I called you a misogynist – why? Because your words help zero women: if you are a woman in a power position, and can assist, victim-blaming does nothing to support this person in this situation, if you are a supporter of women, and *good men who are not violent*, pointing the finger also supports this notion that it is entirely up to that particular woman to eradicate violence in a relationship. The finger pointing negates the role that *we all play* in this process, in making it unacceptable for violence against women in any and all situations: in situations of sexual assault, violence in relationships, violence against sex workers. As women, a lack of respect for ourselves in any of theses scenarios is unfathomable, and shouldn’t be tolerated.

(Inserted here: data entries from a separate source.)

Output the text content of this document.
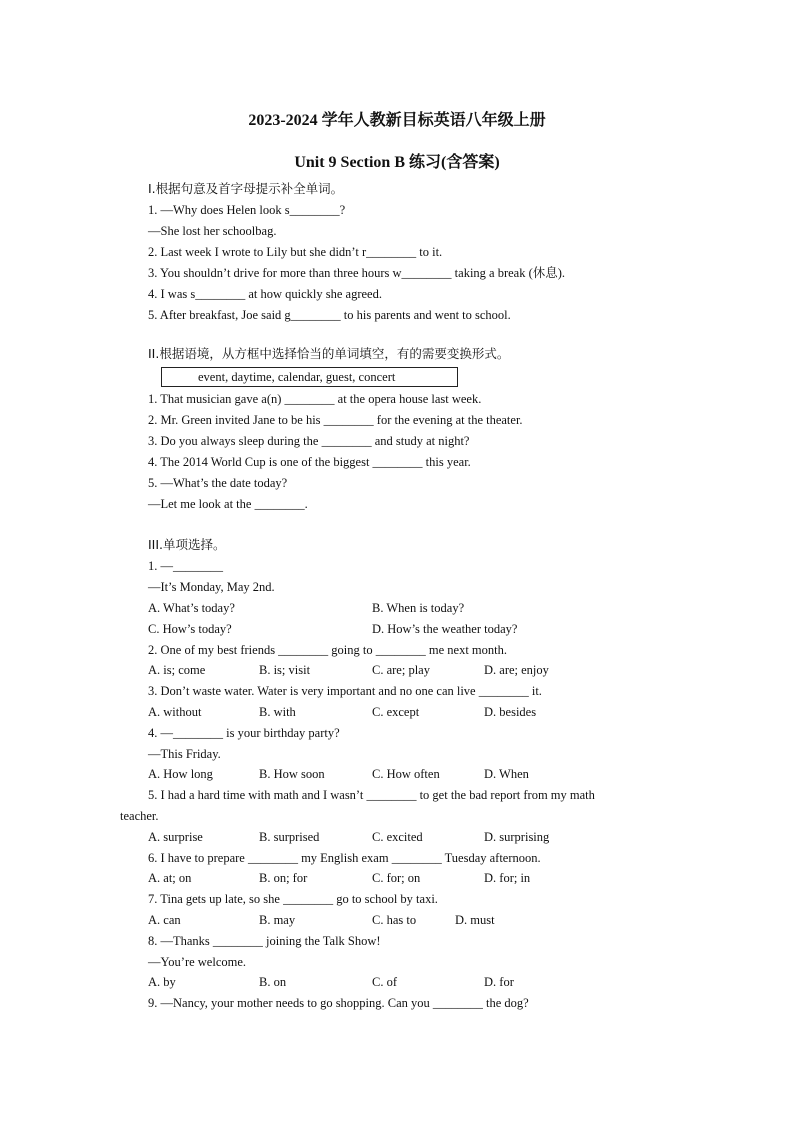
2023-2024 学年人教新目标英语八年级上册
Unit 9 Section B 练习(含答案)
I.根据句意及首字母提示补全单词。
1. —Why does Helen look s________?
—She lost her schoolbag.
2. Last week I wrote to Lily but she didn’t r________ to it.
3. You shouldn’t drive for more than three hours w________ taking a break (休息).
4. I was s________ at how quickly she agreed.
5. After breakfast, Joe said g________ to his parents and went to school.
II.根据语境，从方框中选择恰当的单词填空，有的需要变换形式。
event, daytime, calendar, guest, concert
1. That musician gave a(n) ________ at the opera house last week.
2. Mr. Green invited Jane to be his ________ for the evening at the theater.
3. Do you always sleep during the ________ and study at night?
4. The 2014 World Cup is one of the biggest ________ this year.
5. —What’s the date today?
—Let me look at the ________.
III.单项选择。
1. —________
—It’s Monday, May 2nd.
A. What’s today?	B. When is today?
C. How’s today?	D. How’s the weather today?
2. One of my best friends ________ going to ________ me next month.
A. is; come	B. is; visit	C. are; play	D. are; enjoy
3. Don’t waste water. Water is very important and no one can live ________ it.
A. without	B. with	C. except	D. besides
4. —________ is your birthday party?
—This Friday.
A. How long	B. How soon	C. How often	D. When
5. I had a hard time with math and I wasn’t ________ to get the bad report from my math
teacher.
A. surprise	B. surprised	C. excited	D. surprising
6. I have to prepare ________ my English exam ________ Tuesday afternoon.
A. at; on	B. on; for	C. for; on	D. for; in
7. Tina gets up late, so she ________ go to school by taxi.
A. can	B. may	C. has to	D. must
8. —Thanks ________ joining the Talk Show!
—You’re welcome.
A. by	B. on	C. of	D. for
9. —Nancy, your mother needs to go shopping. Can you ________ the dog?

Since your articles are usually short, I’ll give you my “Birmingham Take Away”, if you will. If you want to address violence, and self-abuse and any myriad of issues to do with women’s health, we have to:
– bolster our women, so they know they aren’t going to go to court just to have an old boys’ club chalk a violent attack or history of abuse to just “a quarrel”
– have our boys in blue take any report of violence against women *seriously* – this means processing rape kits *immediately*, ensuring there are safe spaces for women to go to and report violence REGARDLESS of occupation or social standing and also ensuring that those men who are prosecuted are given similar sentences (ie rich white men need to be fucking held accountable for their actions)
– ensure that the words we use and solutions that we rely upon, instead of blaming the victim, maybe blame the person *actually* committing the crime
I want to support you, and support police workers as well. For the most part, they do an alright job, but we need to help them. Our culture needs to stand-up for women who have lost their voice instead of pointing fingers at them. This is why your thoughts expressed, such as they are, are hurtful more than helpful. I can see the motivation behind it is “why don’t these women just stand up and say enough is enough?” – because they can’t. That’s why we have to help.